The situation on the ground in Arakan State remains peaceful but tense, according to Chris Lewa, director of the Arakan Project NGO. “I am concerned, however, that the authorities are trying to create a show of calm in the region for the visit of the UN envoy,” she added.
Critics say anxiety on the ground is being fanned by exaggerated or unverifiable accounts of the extent of the violence and by mutual demonization.
“Some Rohingya and others overseas are claiming figures in excess of 20,000 dead and claiming genocide,” said Robertson. “We have found no evidence for these claims.”
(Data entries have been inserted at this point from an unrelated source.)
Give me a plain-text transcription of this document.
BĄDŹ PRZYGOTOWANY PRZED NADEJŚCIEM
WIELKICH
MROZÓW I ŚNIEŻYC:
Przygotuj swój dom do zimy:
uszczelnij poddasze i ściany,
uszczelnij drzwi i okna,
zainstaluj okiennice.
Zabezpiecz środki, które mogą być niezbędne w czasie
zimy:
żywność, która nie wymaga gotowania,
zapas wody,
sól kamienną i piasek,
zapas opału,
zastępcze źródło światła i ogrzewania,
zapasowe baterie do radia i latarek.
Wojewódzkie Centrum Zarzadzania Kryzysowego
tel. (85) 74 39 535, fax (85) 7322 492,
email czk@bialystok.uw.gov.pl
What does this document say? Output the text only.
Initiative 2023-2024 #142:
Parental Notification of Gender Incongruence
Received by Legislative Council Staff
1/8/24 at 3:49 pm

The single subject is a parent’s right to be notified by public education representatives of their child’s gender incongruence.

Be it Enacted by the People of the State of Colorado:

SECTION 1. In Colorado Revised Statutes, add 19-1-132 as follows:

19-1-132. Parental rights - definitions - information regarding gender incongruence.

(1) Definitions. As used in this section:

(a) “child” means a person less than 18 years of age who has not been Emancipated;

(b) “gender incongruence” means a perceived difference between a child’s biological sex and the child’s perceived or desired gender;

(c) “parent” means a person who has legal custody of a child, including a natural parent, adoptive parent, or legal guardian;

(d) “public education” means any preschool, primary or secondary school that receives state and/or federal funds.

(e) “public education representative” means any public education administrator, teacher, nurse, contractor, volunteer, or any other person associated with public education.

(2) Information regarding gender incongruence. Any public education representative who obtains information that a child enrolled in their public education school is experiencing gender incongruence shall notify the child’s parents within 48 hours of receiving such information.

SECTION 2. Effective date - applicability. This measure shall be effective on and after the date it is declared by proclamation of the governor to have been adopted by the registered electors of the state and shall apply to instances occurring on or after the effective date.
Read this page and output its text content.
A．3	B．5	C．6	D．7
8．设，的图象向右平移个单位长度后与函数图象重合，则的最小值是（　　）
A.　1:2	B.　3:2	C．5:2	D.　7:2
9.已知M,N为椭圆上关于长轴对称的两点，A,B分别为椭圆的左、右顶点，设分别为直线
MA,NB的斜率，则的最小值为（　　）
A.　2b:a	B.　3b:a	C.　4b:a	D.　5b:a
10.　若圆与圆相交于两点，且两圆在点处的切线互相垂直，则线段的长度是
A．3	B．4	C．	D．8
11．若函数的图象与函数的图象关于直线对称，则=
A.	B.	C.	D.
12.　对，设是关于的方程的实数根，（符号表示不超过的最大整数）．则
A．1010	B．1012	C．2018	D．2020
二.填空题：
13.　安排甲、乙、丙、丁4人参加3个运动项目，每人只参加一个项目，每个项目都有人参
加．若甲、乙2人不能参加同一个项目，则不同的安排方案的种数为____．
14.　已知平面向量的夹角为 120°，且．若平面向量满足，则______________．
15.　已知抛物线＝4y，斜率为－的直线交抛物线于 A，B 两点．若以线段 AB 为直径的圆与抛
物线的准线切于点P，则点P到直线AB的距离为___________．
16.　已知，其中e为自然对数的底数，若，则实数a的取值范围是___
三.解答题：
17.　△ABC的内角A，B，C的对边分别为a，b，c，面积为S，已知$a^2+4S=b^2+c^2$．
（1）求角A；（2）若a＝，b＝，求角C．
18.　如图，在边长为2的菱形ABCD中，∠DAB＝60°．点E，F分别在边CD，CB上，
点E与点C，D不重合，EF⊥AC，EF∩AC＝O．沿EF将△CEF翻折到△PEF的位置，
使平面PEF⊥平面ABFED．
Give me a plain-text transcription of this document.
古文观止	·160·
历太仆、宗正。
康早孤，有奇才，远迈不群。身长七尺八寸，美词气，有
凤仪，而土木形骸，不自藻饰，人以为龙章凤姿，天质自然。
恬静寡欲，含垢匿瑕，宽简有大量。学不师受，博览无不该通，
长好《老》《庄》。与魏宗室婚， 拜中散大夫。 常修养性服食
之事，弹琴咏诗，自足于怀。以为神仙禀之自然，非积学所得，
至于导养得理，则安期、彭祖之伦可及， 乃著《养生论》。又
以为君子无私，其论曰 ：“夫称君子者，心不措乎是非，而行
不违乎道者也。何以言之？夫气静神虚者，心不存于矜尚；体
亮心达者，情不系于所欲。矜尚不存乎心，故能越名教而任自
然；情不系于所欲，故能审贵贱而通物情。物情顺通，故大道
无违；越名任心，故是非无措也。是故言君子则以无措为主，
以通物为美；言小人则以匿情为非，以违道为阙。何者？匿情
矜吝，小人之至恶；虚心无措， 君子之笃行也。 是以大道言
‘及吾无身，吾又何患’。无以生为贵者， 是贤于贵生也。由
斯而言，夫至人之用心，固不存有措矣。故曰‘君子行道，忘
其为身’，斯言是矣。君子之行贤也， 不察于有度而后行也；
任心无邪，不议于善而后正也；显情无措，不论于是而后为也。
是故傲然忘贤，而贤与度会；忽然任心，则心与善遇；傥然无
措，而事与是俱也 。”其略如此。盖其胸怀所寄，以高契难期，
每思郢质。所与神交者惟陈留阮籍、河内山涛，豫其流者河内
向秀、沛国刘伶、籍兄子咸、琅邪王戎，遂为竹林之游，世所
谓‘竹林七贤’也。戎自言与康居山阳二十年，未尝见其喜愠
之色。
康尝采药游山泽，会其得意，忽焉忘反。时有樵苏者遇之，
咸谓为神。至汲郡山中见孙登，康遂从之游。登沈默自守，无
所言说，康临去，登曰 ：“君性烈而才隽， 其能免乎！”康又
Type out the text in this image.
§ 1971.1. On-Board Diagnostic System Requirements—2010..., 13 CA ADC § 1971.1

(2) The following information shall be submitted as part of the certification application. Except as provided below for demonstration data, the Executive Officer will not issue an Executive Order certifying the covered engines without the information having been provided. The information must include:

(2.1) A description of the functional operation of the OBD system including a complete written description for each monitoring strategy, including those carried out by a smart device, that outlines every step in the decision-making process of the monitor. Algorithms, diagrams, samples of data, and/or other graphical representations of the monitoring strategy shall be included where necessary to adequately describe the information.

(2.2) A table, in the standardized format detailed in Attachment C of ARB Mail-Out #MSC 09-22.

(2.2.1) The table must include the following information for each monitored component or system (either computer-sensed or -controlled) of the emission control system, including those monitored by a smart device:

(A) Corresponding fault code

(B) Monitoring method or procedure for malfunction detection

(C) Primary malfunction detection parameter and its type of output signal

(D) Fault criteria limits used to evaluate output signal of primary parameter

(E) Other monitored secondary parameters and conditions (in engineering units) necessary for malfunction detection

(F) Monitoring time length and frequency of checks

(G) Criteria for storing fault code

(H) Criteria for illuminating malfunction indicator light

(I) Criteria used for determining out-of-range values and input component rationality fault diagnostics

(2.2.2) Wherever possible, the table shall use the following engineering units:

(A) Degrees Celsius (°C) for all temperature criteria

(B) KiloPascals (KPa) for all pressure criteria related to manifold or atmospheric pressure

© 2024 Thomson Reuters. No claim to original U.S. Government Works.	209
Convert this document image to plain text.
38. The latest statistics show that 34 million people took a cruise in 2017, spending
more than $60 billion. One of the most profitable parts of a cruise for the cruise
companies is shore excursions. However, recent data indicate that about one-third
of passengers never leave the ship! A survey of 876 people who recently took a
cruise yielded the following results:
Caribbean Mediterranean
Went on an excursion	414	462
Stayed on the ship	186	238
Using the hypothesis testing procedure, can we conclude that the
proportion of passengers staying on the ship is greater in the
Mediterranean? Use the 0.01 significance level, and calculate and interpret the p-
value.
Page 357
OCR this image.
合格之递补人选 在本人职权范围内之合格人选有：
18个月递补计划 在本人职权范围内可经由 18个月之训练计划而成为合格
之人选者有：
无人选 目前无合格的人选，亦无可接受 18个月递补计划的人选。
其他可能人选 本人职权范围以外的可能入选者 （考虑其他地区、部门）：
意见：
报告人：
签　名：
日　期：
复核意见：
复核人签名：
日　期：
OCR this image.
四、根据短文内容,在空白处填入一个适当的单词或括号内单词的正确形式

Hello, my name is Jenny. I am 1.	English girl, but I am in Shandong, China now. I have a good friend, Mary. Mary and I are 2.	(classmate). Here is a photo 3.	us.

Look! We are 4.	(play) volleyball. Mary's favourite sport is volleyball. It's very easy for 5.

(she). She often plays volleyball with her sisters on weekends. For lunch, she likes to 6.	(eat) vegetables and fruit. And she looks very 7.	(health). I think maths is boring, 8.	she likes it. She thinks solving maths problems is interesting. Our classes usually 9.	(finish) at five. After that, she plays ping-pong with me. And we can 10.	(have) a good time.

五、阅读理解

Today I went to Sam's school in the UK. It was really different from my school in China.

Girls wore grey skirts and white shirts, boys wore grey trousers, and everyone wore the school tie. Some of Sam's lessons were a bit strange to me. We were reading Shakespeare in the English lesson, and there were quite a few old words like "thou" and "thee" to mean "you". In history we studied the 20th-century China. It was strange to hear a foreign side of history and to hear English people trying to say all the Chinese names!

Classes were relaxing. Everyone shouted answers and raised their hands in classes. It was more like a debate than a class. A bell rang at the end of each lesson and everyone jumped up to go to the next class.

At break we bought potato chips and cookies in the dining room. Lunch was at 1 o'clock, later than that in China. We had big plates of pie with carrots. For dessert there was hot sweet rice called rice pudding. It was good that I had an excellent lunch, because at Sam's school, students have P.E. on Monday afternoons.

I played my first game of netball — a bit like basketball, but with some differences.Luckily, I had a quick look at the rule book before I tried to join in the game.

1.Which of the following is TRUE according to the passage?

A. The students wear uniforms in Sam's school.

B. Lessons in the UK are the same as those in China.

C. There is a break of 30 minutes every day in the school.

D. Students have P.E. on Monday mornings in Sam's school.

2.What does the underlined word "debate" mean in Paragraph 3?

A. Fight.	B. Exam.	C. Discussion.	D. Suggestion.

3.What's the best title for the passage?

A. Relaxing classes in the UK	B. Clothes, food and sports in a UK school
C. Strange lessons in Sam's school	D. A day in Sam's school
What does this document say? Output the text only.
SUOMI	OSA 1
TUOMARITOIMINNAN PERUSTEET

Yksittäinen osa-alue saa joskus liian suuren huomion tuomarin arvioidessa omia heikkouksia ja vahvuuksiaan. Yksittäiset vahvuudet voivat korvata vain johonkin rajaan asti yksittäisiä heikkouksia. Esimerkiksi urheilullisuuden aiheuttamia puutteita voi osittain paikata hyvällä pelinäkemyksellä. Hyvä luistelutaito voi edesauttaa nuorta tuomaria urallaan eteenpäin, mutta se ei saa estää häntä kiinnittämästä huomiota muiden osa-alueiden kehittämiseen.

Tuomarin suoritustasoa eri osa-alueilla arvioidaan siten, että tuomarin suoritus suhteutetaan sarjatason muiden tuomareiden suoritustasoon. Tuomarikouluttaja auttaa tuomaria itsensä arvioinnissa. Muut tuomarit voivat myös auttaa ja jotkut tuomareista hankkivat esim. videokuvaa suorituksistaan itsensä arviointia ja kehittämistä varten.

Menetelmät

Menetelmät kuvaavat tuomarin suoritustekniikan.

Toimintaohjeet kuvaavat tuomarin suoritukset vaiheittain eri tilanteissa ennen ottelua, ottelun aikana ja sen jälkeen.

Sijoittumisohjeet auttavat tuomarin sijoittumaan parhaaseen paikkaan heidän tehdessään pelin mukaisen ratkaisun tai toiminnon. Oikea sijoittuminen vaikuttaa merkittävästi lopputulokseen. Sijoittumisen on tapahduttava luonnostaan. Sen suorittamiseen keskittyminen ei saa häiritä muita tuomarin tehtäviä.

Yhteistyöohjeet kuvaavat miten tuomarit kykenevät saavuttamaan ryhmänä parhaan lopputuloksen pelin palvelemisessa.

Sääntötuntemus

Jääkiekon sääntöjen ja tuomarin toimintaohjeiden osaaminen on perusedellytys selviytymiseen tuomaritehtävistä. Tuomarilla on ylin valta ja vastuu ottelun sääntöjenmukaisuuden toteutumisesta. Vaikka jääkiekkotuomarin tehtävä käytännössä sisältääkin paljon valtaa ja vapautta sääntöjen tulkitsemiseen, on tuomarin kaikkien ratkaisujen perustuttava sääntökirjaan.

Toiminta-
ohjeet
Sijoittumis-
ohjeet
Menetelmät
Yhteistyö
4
Robertson said, however, that the government figure of 78 dead is likely to be an underestimate. “Four of the 57 interviews we carried out pointed to over 90 dead, just in those four cases,” he added.
While welcoming envoy Quintana’s visit to Arakan State, Robertson commented that the Burmese government has “so far prevented any independent international investigation.”
“The visit of Mr. Quintana is a start, but it is clear from statements in recent days that the government is somewhat in denial,” said Robertson. A July 30 press release by the Burmese government on the Arakan violence said that “Myanmar is a multi-racial and multi-religious country where people of different faiths have lived together in peace and harmony.”
The release was forwarded to international media by the secretariat of the Association of Southeast Asian Nations, the 10 country regional bloc which Burma is due to chair in 2014.
However, Burma was designated a “country of particular concern” by the latest US State Department international religious freedom report, along with China, Eritrea, Iran, North Korea, Saudi Arabia, Sudan and Uzbekistan.
The report cited Burma’s refusal to grant citizenship rights to the Rohingya, who number around 800,000 and are deemed illegal Bengali immigrants by the government and many ordinary people.
“The Burmese government needs to urgently amend its citizenship law to end official discrimination against the Rohingya,” said Brad Adams, HRW Asia section director. “President Thein Sein cannot credibly claim to be promoting human rights while calling for the expulsion of people because of their ethnicity and religion.”
The Arakan violence does not appear to be denting international enthusiasm for Burma’s reforms, however. At the height of the June violence, President Barak Obama announced that US firms could invest in Burma after suspending sanctions.
US Under Secretary of State Robert Hormats told the Washington International Trade Association on Tuesday that “I do think from the conversations I’ve have had [with Myanmar leaders] that there is a general understanding if they were really to retreat from this, there would be a lot of social pressure against them.”